Türkiye'deki cari sosyoloji alanının tözcü yatkınlıklarca kuşatılmış olduğu bugün için gözüpek tüm bilim insanları
tarafından kabul edilegelen bir gerçek. Toplumsal varlıkların herhangi bir "asli" manaya sahip olmadığı
öncülünün sosyolojik bir araştırma tasarımının sıhhati açısından ne denli belirleyici olduğunu ikrar etmiş çok az
kişi var alan içinde ne de olsa. Sosyal teorinin toplumsal gerçekliği yansıtması gerektiği kabulünden yola çıkan
ilişkisel sosyoloji işte tam da bu türden kemikleşmiş tözcü yatkınlıkları kırmak ortakduyusal karakterli sosyoloji
anlayışlarının farkında bile olmadığı açmazları aşmak ve daha önemlisi bütün bu hengâme içinde yönümüzü
bulmak için bize kavramsal bir alet takımı sunuyor. İlişkisel sosyoloji; kendimizi bulmak bizi bilimsel kötürümler
haline getiren yatkınlıklardan kurtulmak için lazım gelen "ontolojik bir dönüş"ün anahtarı gibi görünüyor.

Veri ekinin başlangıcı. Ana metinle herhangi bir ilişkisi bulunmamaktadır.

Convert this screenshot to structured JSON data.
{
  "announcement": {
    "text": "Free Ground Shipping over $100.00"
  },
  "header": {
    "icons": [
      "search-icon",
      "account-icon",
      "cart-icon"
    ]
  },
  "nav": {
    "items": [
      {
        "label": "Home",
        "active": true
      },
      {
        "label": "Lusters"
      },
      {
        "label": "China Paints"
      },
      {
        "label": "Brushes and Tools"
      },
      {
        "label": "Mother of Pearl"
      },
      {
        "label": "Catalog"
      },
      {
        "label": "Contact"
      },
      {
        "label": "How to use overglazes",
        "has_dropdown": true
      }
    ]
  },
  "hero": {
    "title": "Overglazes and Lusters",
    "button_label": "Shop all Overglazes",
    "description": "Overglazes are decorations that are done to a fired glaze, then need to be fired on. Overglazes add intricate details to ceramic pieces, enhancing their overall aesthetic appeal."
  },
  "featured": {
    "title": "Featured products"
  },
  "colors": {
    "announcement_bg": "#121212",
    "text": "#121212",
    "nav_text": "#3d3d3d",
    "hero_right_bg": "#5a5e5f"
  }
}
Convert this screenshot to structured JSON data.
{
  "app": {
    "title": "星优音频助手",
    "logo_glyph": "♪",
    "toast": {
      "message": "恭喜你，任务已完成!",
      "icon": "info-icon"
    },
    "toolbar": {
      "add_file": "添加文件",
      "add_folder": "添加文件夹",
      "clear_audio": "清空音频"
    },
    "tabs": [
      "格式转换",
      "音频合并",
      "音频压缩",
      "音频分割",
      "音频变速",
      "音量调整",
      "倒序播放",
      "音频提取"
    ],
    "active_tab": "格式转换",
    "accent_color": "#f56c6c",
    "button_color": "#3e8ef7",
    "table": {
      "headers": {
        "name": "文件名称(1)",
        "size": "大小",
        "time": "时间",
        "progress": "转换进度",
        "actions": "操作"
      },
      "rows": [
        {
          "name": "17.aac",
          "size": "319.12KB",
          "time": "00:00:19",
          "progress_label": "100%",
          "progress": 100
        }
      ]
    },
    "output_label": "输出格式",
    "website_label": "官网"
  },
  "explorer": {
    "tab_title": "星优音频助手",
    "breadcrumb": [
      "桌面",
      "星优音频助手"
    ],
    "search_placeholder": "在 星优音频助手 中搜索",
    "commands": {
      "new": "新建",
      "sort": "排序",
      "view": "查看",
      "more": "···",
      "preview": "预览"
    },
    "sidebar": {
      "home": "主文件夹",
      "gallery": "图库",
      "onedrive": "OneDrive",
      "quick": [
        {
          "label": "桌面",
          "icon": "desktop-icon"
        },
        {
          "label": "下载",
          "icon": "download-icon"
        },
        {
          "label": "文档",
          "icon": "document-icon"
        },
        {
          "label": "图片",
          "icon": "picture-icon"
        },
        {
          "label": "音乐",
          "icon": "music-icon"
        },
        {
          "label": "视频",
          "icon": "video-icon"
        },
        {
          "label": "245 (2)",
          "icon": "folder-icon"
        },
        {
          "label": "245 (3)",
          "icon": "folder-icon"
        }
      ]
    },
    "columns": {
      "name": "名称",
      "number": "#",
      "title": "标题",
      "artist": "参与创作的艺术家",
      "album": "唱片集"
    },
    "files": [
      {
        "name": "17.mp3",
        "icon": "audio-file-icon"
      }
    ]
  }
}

Sosyolojinin asli nesnelerinin [örneğin birey toplumsal grup ya da kurum] görünür formlarıyla kurulacak
dolaysız ilişkiye neşter vurmak suretiyle "ilişkisel perspektif" toplumsal varlıkların diğer varlıklarla mukayese
edildiklerinde bir mana kazanacağı varsayımından yola çıkar. Gözümüzün önündeki apaçık olgulardan ziyade
onları farklılaştıran ya da bir araya getiren ilişkilerin yapısına odaklanır. Aranılan/keşfedilecek olan bireyin veya
grubun içkin özelliği değildir. Aksine onların ilişkisel bağlarını inşa etmemiz gerekir. Başta da vurguladığımız
üzere bu tarz bir düşünme/görme yatkınlığı (a) kapsamlı bir araştırma pratiğini teşvik edecek (b) sosyologa
refleksif bir hassasiyet kazandıracaktır. Nesnenin kimileyin bizi baştan çıkarma gücüne kimileyin de nesneyle
denetimsiz ilişki içine girme tuzağına karşı tetikte olmamız araştırma sürecinin en kilit noktasıdır. Bu bağlamda
ilişkiselcilik (c) alan içindeki pozisyonumuzu hislerimizi ya da fikirlerimizi nesneye yansıtma ve böylelikle de ona
kısa devre yaptırma faaliyetinden bizi uzak tutacaktır.